Federal
regulators said Tuesday they have unanimously agreed to subject
insurance giant American International Group and GE Capital to tougher
government scrutiny and financing requirements because they could pose a
threat to the financial system in a crisis.composite resinThe
Financial Stability Oversight Council gave final approval to the
designations of the two non-bank financial companies as "systemically
important"— the first such action taken under the 2010 Dodd-Frank
financial reform act.carbon sheets It
means the firms will be regulated by the Federal Reserve and will have
to maintain larger capital reserves, among other requirements.tyre changer The
council said it voted Monday.The oversight council, an interagency
panel formed after the 2008 financial crisis and headed by Treasury
Secretary Jacob Lew, tentatively identified the companies as
systemically important in early June. A third company that received the
preliminary designation, Prudential Financial, said last week it would
appeal the decision."Today, the council has taken a decisive step to
address threats to U.S. financial stability and create a safer and more
resilient financial system," Lew said in a statement.
In
a statement, AIG said that it "did not contest this designation and
welcomes it."GE Capital said: "We have been prepared for this ...

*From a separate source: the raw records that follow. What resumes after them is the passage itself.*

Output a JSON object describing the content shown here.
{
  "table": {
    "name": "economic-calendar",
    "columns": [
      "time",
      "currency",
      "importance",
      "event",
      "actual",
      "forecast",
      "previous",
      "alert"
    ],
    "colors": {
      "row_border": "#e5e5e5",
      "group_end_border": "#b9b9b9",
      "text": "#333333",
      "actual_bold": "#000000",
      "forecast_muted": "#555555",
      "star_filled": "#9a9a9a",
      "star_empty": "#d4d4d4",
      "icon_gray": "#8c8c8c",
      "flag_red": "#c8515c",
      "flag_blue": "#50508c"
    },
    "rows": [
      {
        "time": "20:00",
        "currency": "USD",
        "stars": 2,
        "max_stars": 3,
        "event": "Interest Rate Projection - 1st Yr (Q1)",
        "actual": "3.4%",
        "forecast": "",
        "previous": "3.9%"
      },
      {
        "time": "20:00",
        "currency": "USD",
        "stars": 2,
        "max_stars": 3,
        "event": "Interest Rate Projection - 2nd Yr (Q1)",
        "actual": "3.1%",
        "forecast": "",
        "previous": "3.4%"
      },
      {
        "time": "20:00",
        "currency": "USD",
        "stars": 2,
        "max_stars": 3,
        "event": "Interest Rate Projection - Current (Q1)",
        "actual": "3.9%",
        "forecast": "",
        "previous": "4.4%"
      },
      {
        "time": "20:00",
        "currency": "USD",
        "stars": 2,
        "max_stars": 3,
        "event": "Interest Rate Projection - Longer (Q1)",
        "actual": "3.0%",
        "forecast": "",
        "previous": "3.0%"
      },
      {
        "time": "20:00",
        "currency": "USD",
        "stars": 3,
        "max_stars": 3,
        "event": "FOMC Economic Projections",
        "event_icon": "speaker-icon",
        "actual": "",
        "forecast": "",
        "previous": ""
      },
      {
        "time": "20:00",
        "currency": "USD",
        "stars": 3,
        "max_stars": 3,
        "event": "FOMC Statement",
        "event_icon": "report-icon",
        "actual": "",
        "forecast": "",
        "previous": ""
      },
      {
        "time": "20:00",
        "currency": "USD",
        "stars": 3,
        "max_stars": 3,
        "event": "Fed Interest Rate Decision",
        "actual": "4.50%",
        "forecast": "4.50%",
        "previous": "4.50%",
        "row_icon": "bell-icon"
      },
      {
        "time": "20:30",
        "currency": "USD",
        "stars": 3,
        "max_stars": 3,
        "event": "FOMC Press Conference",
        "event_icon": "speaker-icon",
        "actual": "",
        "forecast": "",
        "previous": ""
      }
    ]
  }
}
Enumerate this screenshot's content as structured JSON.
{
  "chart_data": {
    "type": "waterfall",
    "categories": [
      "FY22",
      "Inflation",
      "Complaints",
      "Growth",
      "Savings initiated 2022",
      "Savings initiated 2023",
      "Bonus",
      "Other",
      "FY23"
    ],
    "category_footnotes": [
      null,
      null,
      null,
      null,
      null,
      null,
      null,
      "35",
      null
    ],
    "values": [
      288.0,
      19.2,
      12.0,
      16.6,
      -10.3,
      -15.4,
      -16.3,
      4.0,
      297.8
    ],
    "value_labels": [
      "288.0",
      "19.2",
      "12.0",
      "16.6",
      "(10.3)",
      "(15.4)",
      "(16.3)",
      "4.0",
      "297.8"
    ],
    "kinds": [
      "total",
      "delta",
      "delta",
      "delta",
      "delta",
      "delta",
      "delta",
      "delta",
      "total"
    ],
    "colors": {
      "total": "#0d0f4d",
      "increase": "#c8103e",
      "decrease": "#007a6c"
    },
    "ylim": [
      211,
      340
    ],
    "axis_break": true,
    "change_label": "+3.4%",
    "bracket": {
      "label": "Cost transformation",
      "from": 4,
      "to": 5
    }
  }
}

decision. We have strong capital and liquidity positions, and we are
already supervised by the Fed. We are prepared to work with the Fed and
(the council) on the implementation of this designation."Some financial
analysts have said the designations could make it more difficult for
companies to buy back shares and raise dividends.During the financial
crisis, the troubles of some non-bank firms threatened the U.S.
financial system and the broader economy. AIG, for instance, nearly shut
down because of the obligations it assumed from its sale of
credit-default swaps,Vintage faucets which
provided insurance against the risk that certain mortgage-backed
securities would default. The firm was rescued by a $182 billion federal
bailout.In a report explaining its ruling, the stability council said
AIG's life insurance and retirement investment products have "features
that could make them vulnerable to rapid and early withdrawals by
policyholders."
Such
withdrawals could force AIG to sell "a substantial portion" of its
"large portfolio" of corporate and foreign bonds and asset-backed
securities. That could disrupt broader financial markets, spread to
other insurance providers and cause significant losses among numerous
AIG customers and counterparties to its financial contracts, the council
said.The panel also cited AIG's position as the nation's top commercial
insurance underwriter, noting that a shutdown of the unit "could be
protracted and disorderly."GE Capital, meanwhile, is a large provider of
commercial paper, which is short-term debt used by corporations to fund
daily operations and purchased by money-market funds. Financial
troubles at the company could trigger a run on money market funds and a
broader withdrawal of investments from the commercial paper market, the
council said.Like a big bank, the company is also a major holder of
assets,tyre equipments such
as loans, and financial troubles could force it to quickly sell the
assets, driving down their prices and causing losses for other financial
firms. Since it's a large provider of credit to middle-market
companies, distress at GE Capital could hurt those borrowers during a
weak economy or financial-industry troubles, the council said.